MI RE LA MI LA."
A touching funeral oration, truly, for poor Rameau! Panard, the father of the French vaudeville, died some days after Rameau; and the Parisian public, with its national tenderness of heart, merely remarked, that "the words could not be separated from the accompaniment."
You see, reader, how the ranks were thinning, how all these old candles were expiring in their sockets, how the ball was approaching its end.
"Piron died yesterday," writes a journalist; and he adds, "They say he received the curé of St.

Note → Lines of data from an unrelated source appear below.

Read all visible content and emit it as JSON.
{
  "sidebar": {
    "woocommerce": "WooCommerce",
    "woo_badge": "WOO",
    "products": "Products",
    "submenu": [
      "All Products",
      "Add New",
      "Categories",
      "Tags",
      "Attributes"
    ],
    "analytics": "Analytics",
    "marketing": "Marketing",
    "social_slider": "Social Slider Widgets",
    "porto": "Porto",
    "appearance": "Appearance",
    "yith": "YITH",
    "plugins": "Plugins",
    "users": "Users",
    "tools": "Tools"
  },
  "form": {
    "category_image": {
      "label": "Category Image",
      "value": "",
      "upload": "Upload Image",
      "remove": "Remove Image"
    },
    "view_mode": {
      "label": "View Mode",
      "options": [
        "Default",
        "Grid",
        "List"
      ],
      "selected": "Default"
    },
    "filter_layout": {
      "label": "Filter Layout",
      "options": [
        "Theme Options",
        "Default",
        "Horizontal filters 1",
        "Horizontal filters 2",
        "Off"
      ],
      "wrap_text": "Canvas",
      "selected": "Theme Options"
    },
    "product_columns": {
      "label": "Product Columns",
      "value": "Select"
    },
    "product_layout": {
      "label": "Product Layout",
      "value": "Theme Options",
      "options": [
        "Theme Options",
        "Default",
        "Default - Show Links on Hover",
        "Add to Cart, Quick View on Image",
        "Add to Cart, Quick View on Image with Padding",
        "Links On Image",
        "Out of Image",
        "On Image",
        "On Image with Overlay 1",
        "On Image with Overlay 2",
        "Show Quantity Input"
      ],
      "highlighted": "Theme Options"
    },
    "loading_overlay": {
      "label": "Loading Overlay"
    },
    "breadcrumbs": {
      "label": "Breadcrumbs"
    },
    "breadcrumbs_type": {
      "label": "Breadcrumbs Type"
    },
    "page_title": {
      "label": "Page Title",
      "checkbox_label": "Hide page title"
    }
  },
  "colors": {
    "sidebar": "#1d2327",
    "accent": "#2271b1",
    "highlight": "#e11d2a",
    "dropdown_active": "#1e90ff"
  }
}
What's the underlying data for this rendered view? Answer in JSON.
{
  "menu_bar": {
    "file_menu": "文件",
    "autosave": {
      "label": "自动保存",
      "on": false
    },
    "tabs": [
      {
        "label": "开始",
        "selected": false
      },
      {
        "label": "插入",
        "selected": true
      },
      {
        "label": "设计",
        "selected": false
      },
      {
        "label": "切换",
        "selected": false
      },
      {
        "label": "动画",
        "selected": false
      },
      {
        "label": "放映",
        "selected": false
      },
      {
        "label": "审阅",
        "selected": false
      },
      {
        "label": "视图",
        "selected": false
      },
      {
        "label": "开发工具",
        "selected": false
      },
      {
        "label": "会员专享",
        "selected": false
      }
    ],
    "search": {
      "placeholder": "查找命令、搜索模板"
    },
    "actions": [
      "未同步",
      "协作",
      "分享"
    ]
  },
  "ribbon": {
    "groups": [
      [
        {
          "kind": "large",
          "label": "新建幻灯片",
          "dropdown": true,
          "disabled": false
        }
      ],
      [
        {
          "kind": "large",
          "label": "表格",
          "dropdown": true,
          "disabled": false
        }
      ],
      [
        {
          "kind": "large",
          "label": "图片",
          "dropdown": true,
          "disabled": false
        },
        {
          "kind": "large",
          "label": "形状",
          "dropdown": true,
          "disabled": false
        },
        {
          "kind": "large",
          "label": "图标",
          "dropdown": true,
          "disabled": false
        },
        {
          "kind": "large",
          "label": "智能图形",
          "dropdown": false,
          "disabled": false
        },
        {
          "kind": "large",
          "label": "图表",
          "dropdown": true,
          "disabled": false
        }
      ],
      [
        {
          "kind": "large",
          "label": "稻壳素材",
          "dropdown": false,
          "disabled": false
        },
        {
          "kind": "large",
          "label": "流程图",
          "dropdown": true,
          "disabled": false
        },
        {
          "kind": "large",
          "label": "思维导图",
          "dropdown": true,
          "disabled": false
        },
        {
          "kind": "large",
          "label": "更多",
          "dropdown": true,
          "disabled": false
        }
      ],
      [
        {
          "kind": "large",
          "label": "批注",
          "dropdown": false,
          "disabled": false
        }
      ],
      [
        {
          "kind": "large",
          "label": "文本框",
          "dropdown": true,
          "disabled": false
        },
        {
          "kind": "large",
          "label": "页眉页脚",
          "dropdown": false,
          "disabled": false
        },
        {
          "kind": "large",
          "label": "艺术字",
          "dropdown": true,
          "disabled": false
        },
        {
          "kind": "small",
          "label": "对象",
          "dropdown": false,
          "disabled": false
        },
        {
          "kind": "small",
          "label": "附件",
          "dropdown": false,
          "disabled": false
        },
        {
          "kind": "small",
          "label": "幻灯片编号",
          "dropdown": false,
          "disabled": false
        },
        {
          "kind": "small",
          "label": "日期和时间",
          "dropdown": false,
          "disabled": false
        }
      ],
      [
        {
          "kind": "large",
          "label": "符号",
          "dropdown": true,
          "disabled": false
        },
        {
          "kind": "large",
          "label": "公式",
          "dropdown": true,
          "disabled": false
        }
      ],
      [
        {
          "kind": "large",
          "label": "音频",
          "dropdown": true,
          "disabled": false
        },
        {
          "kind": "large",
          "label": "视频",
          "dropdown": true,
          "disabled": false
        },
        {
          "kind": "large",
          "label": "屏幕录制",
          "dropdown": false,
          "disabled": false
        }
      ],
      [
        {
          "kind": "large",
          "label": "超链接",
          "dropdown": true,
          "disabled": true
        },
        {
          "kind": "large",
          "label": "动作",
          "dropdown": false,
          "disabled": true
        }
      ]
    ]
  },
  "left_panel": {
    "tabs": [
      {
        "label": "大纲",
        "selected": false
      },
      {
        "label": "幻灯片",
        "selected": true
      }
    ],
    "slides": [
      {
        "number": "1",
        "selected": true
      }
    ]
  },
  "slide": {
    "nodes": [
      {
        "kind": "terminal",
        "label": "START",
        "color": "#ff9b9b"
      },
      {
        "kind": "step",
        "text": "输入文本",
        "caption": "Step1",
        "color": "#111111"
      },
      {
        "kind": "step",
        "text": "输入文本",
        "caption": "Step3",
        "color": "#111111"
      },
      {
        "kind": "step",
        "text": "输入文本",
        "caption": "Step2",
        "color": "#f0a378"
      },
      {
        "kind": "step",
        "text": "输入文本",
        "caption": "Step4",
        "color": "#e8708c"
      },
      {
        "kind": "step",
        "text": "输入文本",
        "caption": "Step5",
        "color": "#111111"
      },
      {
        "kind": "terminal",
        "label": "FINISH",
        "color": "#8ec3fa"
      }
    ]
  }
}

Roche very badly." What an admirable piece of buffoonery! these curés going in turn to shrive the writers of the eighteenth century, and having flung at their heads epigrams composed for the occasion, perhaps, ten years before.
Louis XV. died soon after Piron. A few hours before his death he said to Cardinal de la Roche-Aymon: "Although the king is answerable to God alone for his conduct, you can say that he is sorry for having caused any scandal to his subjects, and that from henceforth he desires to live but for the support of faith and religion, and for the happiness of his people!"
Like Rameau, Piron, Helvetius, and Pompadour, this good little king Louis XV. must have his bon mot; he was sorry for having caused any scandal to his subjects, and at his last moment of existence would live from henceforth for the sole happiness of his people! "Can any thing be finer than this?"
Finally came the Abbé de Voisenon's turn. Witty to his last hour, when they brought home the leaden coffin, the exact form and dimensions of which he had himself arranged and ordered beforehand, he said to one of his domestics,—
"There is a great-coat, any how, that you will not be tempted to steal from me."
He died on the 22d of November, 1775, aged sixty-eight.